Platon : Architecte du nouvel ordre mondial
C’est dans sa République que Platon a formulé les bases du futur État totalitaire, dirigé par l’élite, ou “rois philosophes”, ou “gardiens”, instruits dans la Kabbale. Essentiellement, La République a fourni la base de tous les futurs projets des “Illuminati” [NDT : pas dans le sens des Illuminés de Bavière mais celui des adeptes gnostiques, rosicrucien, synarchistes etc.], y compris le communisme, l’élimination du mariage et de la famille, l’éducation obligatoire, l’utilisation de l’eugénisme par l’État et l’emploi de méthodes de propagande trompeuses.
Selon Platon :
toutes ces femmes seront les épouses communes de tous les hommes, et aucune d’entre elles ne vivra en privé avec un homme ; les enfants aussi devraient être tenus en commun, de sorte qu’aucun parent ne sache lequel est son propre rejeton, et qu’aucun enfant ne connaisse son parent. 2
Cette croyance est associée à un besoin d’eugénisme, car :
les meilleurs hommes doivent cohabiter avec les meilleures femmes dans le plus grand nombre de cas possible et les pires avec les pires dans le plus petit nombre, et que la progéniture des uns doit être élevée et celle des autres non, si l’on veut que le troupeau soit aussi parfait que possible.
Plus pernicieuse encore est sa prescription d’infanticide :
La progéniture de l’inférieur, et tous ceux de l’autre sorte qui sont nés défectueux, ils s’en débarrasseront convenablement en secret, afin que personne ne sache ce qu’ils sont devenus. C’est la condition pour préserver la pureté de la race des gardiens.
C’est pour cette raison que Platon a été au centre de toute la philosophie ésotérique depuis lors, et qu’il a été exalté par tous les principaux philosophes des Illuminati, pour lesquels il a articulé la vision d’un Nouvel Ordre Mondial, comme Kant, Hegel, Nietzsche, et récemment, Leo Strauss, le gourou des néo-conservateurs qui ont embarqué l’Amérique dans des guerres par procuration au Moyen-Orient pour le compte d’Israël.
Strauss, comme Platon, a enseigné qu’au sein des sociétés, certains sont aptes à diriger, tandis que d’autres ne peuvent qu’être dirigés.
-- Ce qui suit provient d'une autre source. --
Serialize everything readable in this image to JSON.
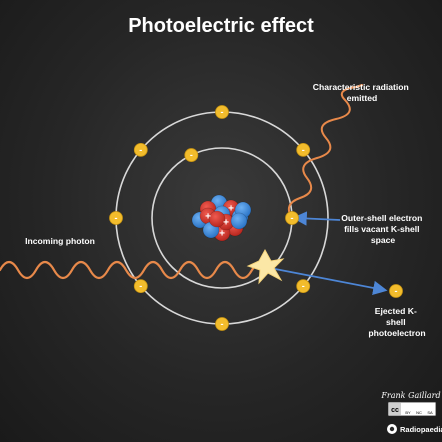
{
  "title": "Photoelectric effect",
  "labels": {
    "incoming_photon": "Incoming photon",
    "characteristic": [
      "Characteristic radiation",
      "emitted"
    ],
    "outer_shell": [
      "Outer-shell electron",
      "fills vacant K-shell",
      "space"
    ],
    "ejected": [
      "Ejected K-",
      "shell",
      "photoelectron"
    ]
  },
  "nucleus": {
    "proton_sign": "+",
    "proton_color": "#d9362b",
    "neutron_color": "#3f8fe0"
  },
  "electron": {
    "sign": "-",
    "color": "#f2bc2c"
  },
  "colors": {
    "photon_wave": "#e8894a",
    "arrow": "#4d86d6",
    "orbit": "#d8d8d8",
    "flash": "#fbe7a6"
  },
  "credit": {
    "author": "Frank Gaillard",
    "license": "cc",
    "license_terms": [
      "BY",
      "NC",
      "SA"
    ],
    "site": "Radiopaedia"
  }
}
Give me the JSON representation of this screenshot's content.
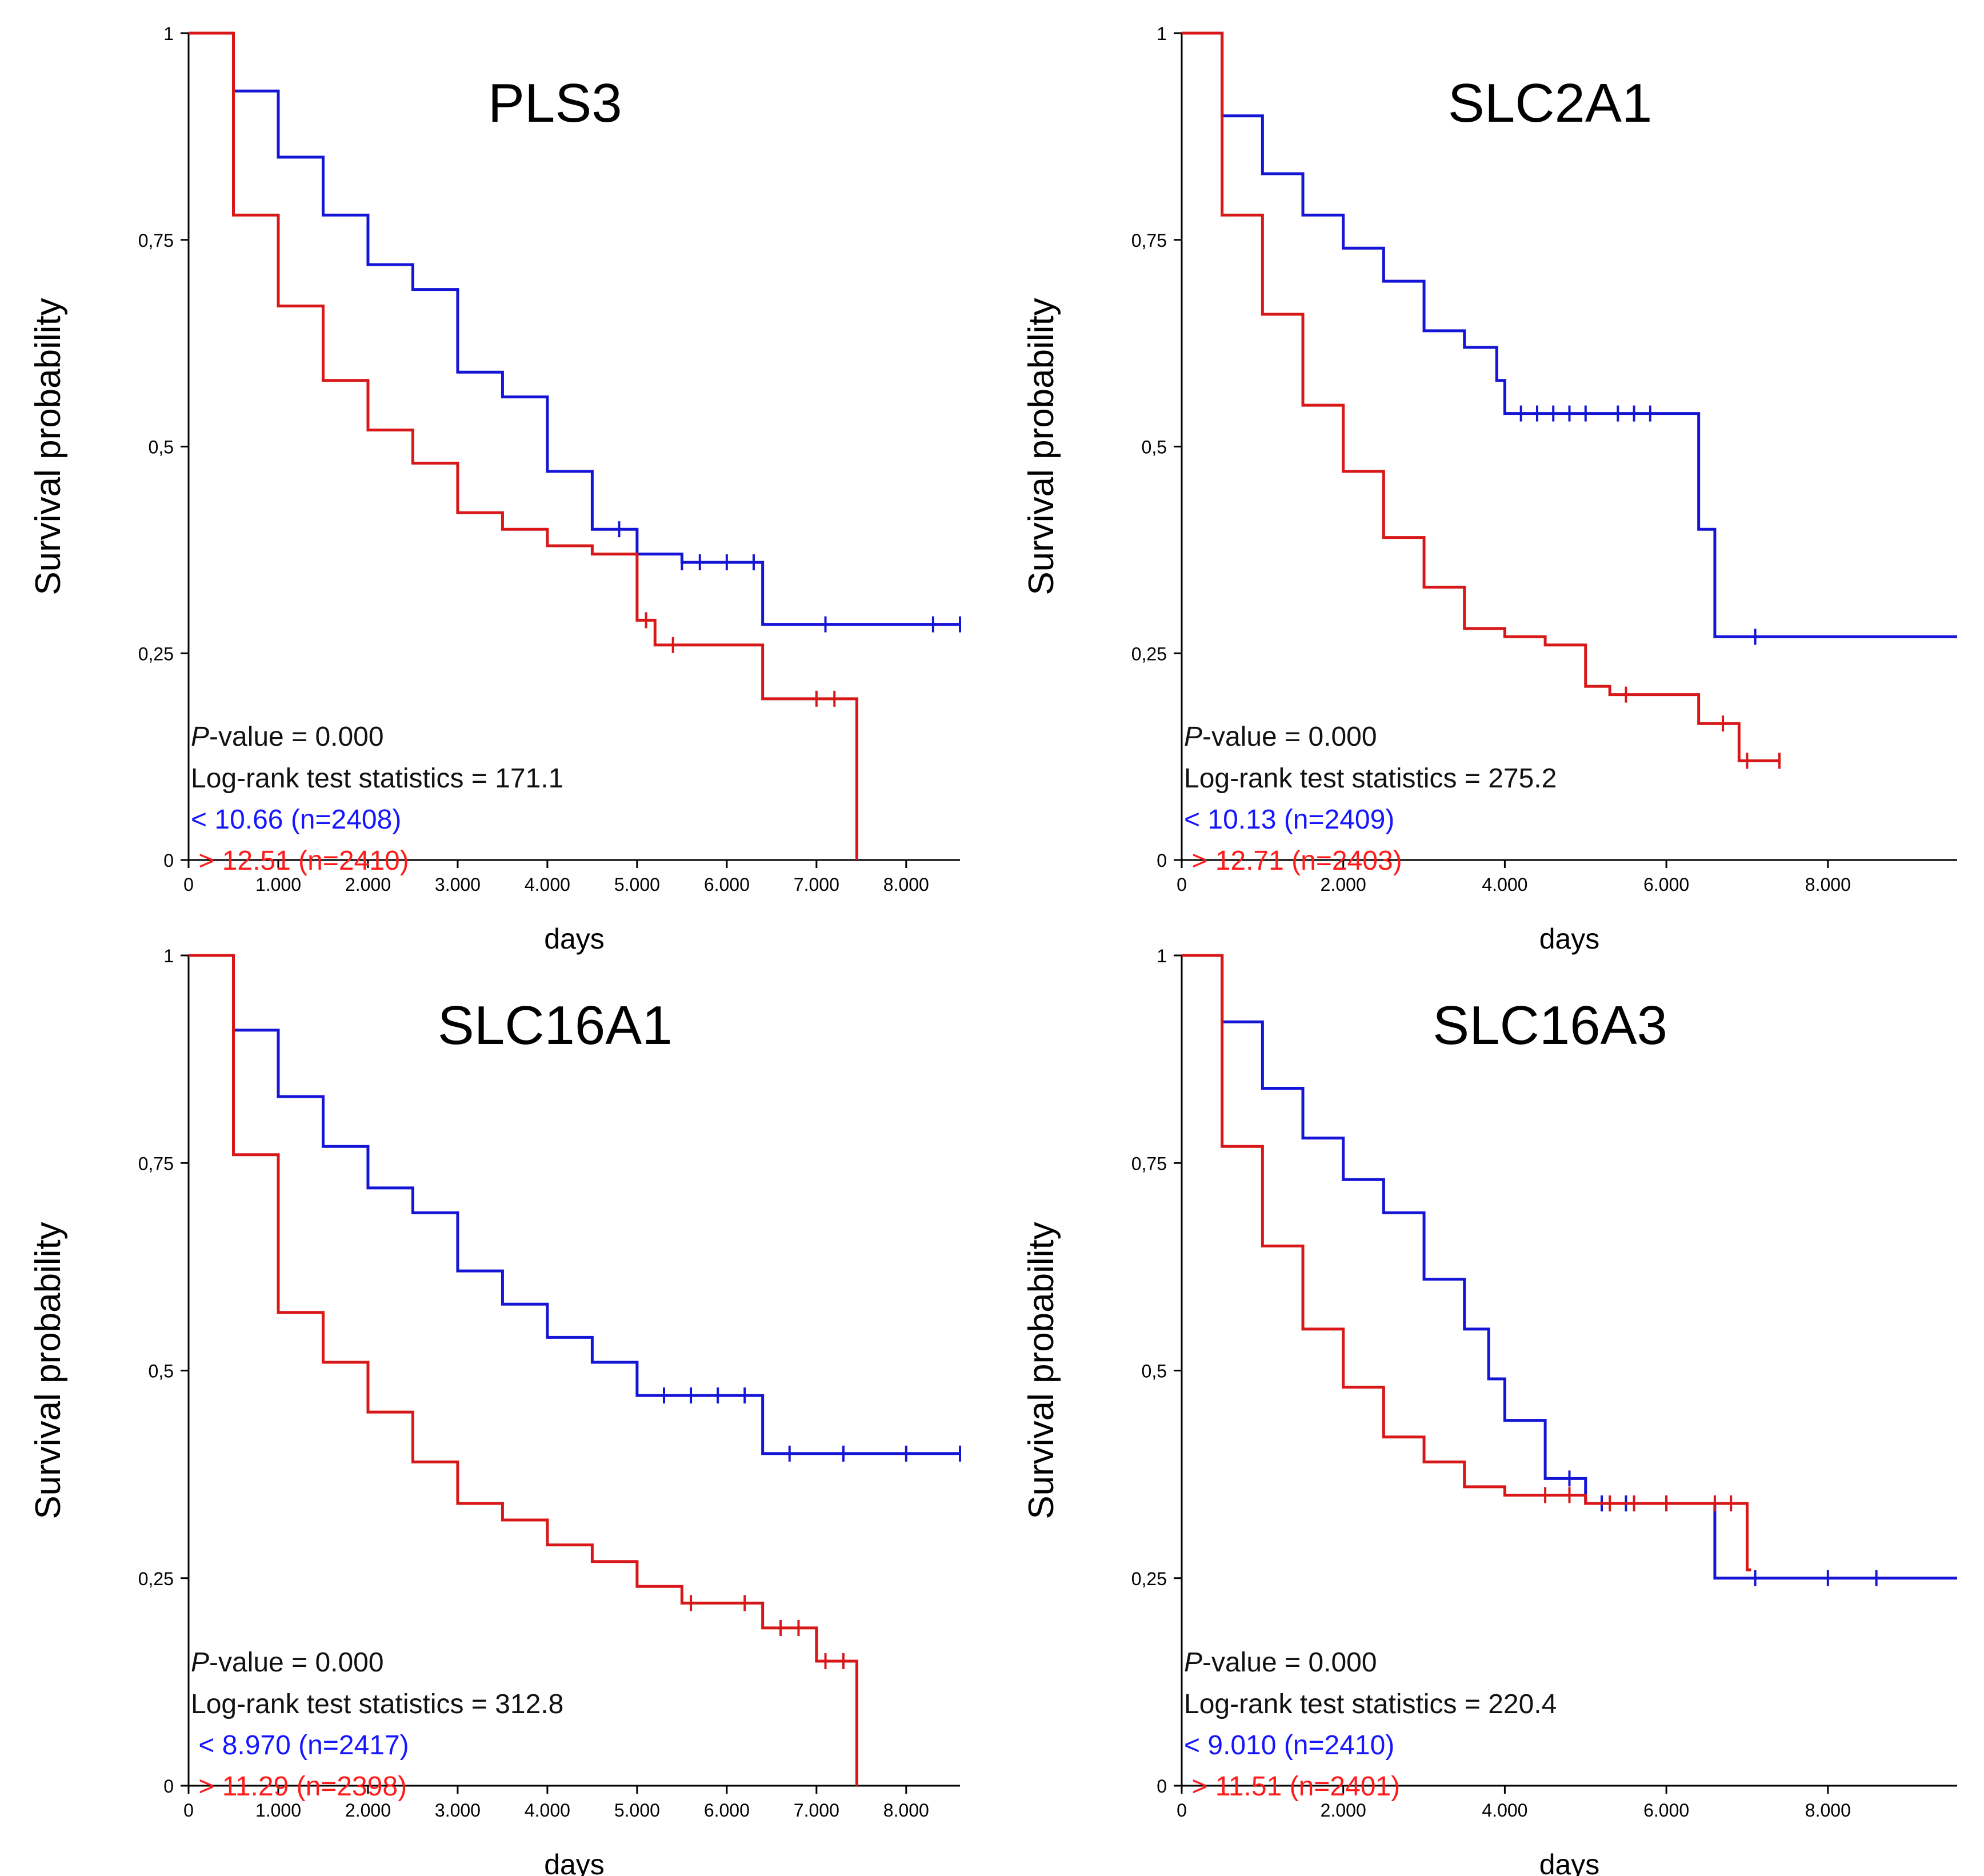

Mais pour Strauss, c’est Machiavel qui a initié le siècle des Lumières, en rejetant le monde purement théorique de Platon, au profit d’une interprétation plus pratique de la réalité, créant ainsi la science politique. Pour Strauss, conformément à la pensée machiavélique, la vertu ne serait pas applicable, car aucun régime ne pourrait répondre à ses normes. Il faudrait plutôt créer un nouveau régime en acceptant, en comprenant et en exploitant la tendance de l’homme à l’intérêt personnel, ou “nature humaine”.
Strauss pensait que ceux qui sont aptes à gouverner sont ceux qui réalisent qu’il n’y a pas de moralité. Par conséquent, Strauss pensait que le monde était un endroit où les conseillers politiques pouvaient être amenés à tromper leur propre public, et même leurs dirigeants, afin de protéger leur pays. Exposées à l’absence de vérité absolue, les masses succomberaient rapidement au nihilisme ou à l’anarchie. Elles “ne peuvent pas supporter la vérité”. Ainsi, selon Strauss, il est nécessaire de maintenir ces “fraudes pieuses”, ou “le Noble Mensonge”, comme l’aurait désigné Platon.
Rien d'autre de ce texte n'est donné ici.